Ready?" He was already halfway out the row and effectively blocking the view of the ring of all the people who had seats behind his party. But it didn't matter to him. In fact, he was so concerned with his own immediate problem that no one else in the world existed. Now he turned around again to see if the girls were following him.
"Fine spectacle for civilized people to put on," he muttered. "Hurry, you people. Can't be all day getting out of here."
"That's right." The voice that agreed with him was an American voice and it startled him. Adair looked up. "What's that?" he asked the question gruffly.
"I said, 'that's right,'" the stranger answered. He was sitting about three rows behind where Adair was standing.
"What do you mean?" Adair looked more belligerent than ever.
"I mean you can't be all day getting out of here." The voice in back answered positively.
"W-w-why, you old--old--old," Adair spluttered. He could think of no epithet appropriate and yet forceful enough to call his critic in the presence of the girls. So his spluttering died away as he brandished his cane and just stood and looked.
"Daddy, daddy," Alice put a soft hand on his arm. "Do come. We are blocking the view."
"Nothing to see down there anyway," Adair returned. "These Americans,"
he went on talking loudly and looking back at the man above him, "come down here and think they can run everything. Want to tell us to move on.

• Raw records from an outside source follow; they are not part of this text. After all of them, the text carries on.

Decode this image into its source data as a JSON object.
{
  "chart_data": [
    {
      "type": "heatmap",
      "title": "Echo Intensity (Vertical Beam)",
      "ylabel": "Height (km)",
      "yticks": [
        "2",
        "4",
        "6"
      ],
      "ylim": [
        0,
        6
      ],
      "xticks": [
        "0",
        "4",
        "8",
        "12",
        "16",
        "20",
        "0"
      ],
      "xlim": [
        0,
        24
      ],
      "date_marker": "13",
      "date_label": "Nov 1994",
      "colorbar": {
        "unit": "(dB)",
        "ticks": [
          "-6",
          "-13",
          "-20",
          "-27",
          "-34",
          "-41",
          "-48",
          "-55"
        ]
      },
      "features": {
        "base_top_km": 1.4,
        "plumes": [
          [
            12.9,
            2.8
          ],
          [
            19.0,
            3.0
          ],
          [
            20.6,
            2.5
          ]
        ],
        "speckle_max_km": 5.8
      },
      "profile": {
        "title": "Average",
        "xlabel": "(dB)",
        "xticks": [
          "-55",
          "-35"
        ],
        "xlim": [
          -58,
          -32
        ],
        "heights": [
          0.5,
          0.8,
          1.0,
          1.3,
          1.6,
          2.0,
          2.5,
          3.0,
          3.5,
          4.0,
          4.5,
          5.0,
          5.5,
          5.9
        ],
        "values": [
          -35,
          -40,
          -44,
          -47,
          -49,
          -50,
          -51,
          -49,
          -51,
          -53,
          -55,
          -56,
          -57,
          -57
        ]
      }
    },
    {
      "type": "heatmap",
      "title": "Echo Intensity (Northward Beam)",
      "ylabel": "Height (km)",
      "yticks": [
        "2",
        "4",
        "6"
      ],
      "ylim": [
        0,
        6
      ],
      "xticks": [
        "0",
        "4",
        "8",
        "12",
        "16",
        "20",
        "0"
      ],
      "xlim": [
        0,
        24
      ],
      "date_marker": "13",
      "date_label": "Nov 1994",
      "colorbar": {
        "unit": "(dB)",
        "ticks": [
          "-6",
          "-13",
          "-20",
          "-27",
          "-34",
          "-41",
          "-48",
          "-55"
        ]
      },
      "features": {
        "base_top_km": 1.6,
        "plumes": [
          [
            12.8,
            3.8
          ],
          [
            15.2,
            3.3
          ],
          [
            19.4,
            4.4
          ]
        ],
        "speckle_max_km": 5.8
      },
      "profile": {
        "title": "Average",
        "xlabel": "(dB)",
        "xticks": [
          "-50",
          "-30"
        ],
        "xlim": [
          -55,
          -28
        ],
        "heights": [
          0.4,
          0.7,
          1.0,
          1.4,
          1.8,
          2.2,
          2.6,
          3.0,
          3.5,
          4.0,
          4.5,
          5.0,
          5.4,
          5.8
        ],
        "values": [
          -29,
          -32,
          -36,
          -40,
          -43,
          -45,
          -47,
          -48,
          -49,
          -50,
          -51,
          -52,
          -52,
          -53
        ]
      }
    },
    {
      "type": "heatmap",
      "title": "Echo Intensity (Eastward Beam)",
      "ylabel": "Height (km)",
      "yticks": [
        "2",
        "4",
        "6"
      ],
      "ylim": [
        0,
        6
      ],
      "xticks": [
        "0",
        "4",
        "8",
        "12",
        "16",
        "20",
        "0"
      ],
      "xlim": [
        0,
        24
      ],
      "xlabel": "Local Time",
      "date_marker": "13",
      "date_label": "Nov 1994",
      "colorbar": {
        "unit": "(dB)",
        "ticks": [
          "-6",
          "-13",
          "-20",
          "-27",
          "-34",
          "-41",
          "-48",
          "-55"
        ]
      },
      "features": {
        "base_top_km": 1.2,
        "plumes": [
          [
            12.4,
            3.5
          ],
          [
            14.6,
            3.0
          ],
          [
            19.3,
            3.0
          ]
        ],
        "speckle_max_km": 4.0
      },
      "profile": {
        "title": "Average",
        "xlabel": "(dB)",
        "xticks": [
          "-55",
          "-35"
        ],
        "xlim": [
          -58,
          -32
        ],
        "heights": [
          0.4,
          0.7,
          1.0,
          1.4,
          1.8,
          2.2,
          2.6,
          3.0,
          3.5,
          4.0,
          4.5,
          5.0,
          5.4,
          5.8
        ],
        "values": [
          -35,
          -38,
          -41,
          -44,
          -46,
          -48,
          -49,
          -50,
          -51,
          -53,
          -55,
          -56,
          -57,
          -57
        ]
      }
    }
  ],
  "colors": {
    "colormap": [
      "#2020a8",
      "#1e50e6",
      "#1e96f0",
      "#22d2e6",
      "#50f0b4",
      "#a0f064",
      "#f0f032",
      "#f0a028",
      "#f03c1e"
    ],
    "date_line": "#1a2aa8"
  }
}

Who do they think they are anyway?"
"Sh, daddy." Alice was worried for fear her father would start a fight, even while she was secretly amused that he was accusing a fellow countryman of doing the very thing that he was guilty of. "We must get down and out so that we can find how Grace is," she added tactfully.
"Well, I'm hurrying just as fast as these Mexicans will let me," Adair answered. "I always said they were the slowest, most inconsiderate people in the world."
Adair was wrong in what he said, and he knew it. As he was now sputtering about them being inconsiderate, so often he had sputtered because of their patient consideration for other people. Then he had said that they were too polite.
However, Adair prided himself on his willingness to change his mind.
"Only dunces never contradict themselves," he often said.
Now, Alice and the girls were themselves moving along as fast as they could behind him, so, though he continued to mutter and even brandish his cane at others whom he suspected of calling at him in Spanish, he was soon safely out in the aisle and they all hurried up the stairs and out.
"O-o-ooh, but that was close," Laura's eyes were dancing at the recollection of the scene in the stands as she and Nan stepped out into the street.
"Wasn't it though?" Nan was laughing too, now, though at the time, she, like Alice, had been worried for fear Adair would come to blows with the American.
"Two Americans come to blows at a bullfight," Laura said, "and the bullfight is forgotten."